The Family Game(63)



Outside the cubicle I find a woman in her late forties, patience waning, with a towel wrapped tight around her. Behind her a full changing room, bodies in various stages of undress. I find a free combination locker, store my bag securely and head to the pool.



* * *



On the subway ride home, hair now suitably damp and redolent of swimming pool, I google Gianna Scaccia and find what I expected to, what Robert has already described. Death by accidental overdose. I stare at her beautiful face, her eyes alive with possibility, her caramel skin and tumbling curls.

But as I tap through the article, something unexpected jumps out at me, stopping me dead in my tracks. I reread the paragraph to be sure I haven’t misunderstood.


‘It’s important to understand,’ Marion Scaccia, 58, Gianna’s mother, tells us, ‘that while someone with an addiction might appear to have things under control, relapses can be triggered by anything. Gianna was going through a lot. The loss of a close friend is always hard, but in the case of suicide doubly so. I think she was having trouble processing it. The fact that Gianna hadn’t seen Alison’s suicide coming, at all, hadn’t noticed her friend’s troubles, plagued her. After all, there was no outward explanation for why Alison did what she did. My daughter blamed herself for not seeing the storm cloud coming. And she turned to substances to lighten her pain.’

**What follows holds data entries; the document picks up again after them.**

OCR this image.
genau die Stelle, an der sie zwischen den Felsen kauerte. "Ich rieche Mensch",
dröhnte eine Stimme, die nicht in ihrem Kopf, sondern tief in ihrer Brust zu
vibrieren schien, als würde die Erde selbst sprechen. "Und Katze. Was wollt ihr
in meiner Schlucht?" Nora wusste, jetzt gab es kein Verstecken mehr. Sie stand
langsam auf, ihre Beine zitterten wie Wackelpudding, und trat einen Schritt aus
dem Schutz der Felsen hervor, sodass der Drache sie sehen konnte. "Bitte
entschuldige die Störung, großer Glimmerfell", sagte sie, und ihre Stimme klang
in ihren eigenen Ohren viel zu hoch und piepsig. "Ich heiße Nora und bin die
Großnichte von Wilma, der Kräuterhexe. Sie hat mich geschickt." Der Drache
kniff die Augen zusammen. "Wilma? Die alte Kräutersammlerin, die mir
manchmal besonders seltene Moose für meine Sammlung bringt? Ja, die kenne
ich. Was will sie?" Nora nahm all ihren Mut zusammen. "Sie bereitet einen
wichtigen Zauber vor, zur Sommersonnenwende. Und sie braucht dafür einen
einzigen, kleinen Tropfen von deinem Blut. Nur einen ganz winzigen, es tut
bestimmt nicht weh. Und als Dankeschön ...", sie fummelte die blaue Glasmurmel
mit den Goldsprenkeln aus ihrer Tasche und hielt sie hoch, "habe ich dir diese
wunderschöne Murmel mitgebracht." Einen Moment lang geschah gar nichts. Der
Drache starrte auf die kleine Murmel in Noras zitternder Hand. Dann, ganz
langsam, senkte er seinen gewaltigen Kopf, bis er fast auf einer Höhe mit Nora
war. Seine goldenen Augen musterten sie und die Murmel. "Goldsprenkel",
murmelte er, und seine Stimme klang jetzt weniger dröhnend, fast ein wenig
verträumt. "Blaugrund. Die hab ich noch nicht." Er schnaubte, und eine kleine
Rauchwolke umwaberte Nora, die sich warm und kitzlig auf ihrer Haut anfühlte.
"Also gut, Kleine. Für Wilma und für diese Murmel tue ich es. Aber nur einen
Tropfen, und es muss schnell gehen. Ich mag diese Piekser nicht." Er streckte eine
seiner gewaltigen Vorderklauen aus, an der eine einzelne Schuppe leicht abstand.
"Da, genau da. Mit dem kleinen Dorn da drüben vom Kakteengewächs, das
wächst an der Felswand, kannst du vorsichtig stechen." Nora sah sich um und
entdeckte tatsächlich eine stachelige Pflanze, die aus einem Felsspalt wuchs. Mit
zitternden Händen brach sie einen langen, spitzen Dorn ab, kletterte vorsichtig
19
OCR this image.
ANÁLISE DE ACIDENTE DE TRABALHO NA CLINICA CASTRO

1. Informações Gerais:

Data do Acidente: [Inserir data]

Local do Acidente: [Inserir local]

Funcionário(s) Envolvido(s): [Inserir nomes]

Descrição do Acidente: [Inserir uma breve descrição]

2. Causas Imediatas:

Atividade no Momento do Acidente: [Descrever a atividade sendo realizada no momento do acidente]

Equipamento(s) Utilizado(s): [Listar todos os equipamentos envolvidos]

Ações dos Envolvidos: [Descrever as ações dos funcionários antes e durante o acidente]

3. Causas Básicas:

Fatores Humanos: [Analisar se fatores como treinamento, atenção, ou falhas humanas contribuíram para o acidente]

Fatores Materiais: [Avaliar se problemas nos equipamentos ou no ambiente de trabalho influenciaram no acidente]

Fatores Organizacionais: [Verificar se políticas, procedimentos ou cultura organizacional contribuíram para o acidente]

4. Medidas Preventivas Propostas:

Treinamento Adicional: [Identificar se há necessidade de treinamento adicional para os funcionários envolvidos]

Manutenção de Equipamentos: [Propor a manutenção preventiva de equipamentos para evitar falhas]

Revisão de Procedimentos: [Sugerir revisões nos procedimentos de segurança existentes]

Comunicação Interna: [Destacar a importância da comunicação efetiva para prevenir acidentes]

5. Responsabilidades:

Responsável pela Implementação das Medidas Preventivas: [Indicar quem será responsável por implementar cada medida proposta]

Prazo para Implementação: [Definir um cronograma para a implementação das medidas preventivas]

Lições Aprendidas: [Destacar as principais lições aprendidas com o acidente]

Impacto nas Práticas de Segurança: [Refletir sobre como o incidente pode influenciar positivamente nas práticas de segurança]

I sit bolt upright in my subway seat. Alison Montgomery, the second girl on Robert’s list, was Gianna’s close friend.

Alison can’t have committed suicide, though. She wouldn’t be on Robert’s list if she had. Gianna must have worked out what happened to Alison, that the Holbecks were involved, and she must have let them know.

I type Alison Montgomery’s name into my search engine.


Death of MIT undergraduate Alison Montgomery highlights the abnormally high suicide rates at the university.

Legal questions are being asked about the extent educational institutions could be held responsible for the deaths of their students after final-year graduate Alison Montgomery, 21, was unexpectedly found dead in her halls last week. Alison becomes another student in a long list who have committed suicide at the institution since the 1990s. Alison, in her final year of study majoring in Data, Systems and Society at Massachusetts Institute of Technology, was described as ‘a warm-hearted and brilliant young woman’. Her death has come as a shock to many and has raised questions about why the warning signs were not picked up sooner by the university.



I look up from the article abruptly.

Edward was at MIT in 2004, the year both girls died. My heart thunders in my chest as his proximity to Alison hits home. My mouth is suddenly dry. Oh God. Edward must have known both Alison and Gianna. Did he date them? Did Robert consider Alison a distraction and Gianna a complication?

I lean forward, head on hands to keep from fainting, as I try to push the thought away, but it will not go. Edward must have known. He must have suspected something strange was going on. Is that why the rift opened between him and his family? And if so, why in God’s name are we cosying up to them now?

Edward told me he had a girlfriend at MIT, but that they broke up after the first year. I feel like I’m going to be sick as the subway car rattles into the next station and I bolt for the door, managing to reach the nearest platform bench before a wave of dizziness drains the blood from me and my vision blurs.

I try not to think of the fact that I’m twelve weeks pregnant, and how totally trapped I am in my situation. I take a deep slug of water from my gym bottle and force myself to stay calm, to think. How could I get so far into all this without noticing what must have been right in front of me? Edward did not want me to meet his family, and since we have, he has been on guard to make sure no one oversteps a mark. I pushed for them. He could have, should have, told me if he knew any of this, but then could he really know? I push my cold hands into my burning cheeks and try to calm down.

First of all, Edward didn’t really know Lucy Probus; Lucy was Bobby’s girlfriend. Edward was living back at The Hydes when Bobby was attending Columbia; he was just a teenager. He wouldn’t have had anything to do with Lucy. He might not even have been aware that she went missing.

The simple truth is, Edward must have been seeing Alison, and Robert didn’t like it. He broke up with her at the family’s behest and as her exams approached, Alison took her own life. And as far as Edward knew, Gianna, her wild and guilt-ridden best friend, overdosed shortly after. It’s not as if Edward would have had a tape to explain all of this. Alison and Gianna’s deaths were made to look innocent. And life can be hard for some people – tragedy, while awful, is rarely more than that.

As my faintness subsides, I rise, carefully, and board the next train as it pulls in.

Finding a seat, I turn my attention to the two most recent women on Robert’s list: Aliza Masri and Melissa Brown. If I can work out their connection to the Holbecks, things might come fully into focus.

Wikipedia tells me Aliza Masri is a visual artist.


Born in Lebanon to an American mother and a Lebanese-Syrian father, Aliza attended international school in Beirut before moving back to the US with her mother. Aliza’s work has appeared in notable galleries across Europe and the US.

Masri slipped into notoriety in late 2019 when it was alleged, after controversial comments made on social media, that she may have supported the contentious movement the FFI, which is known to have strong international links to Hezbollah.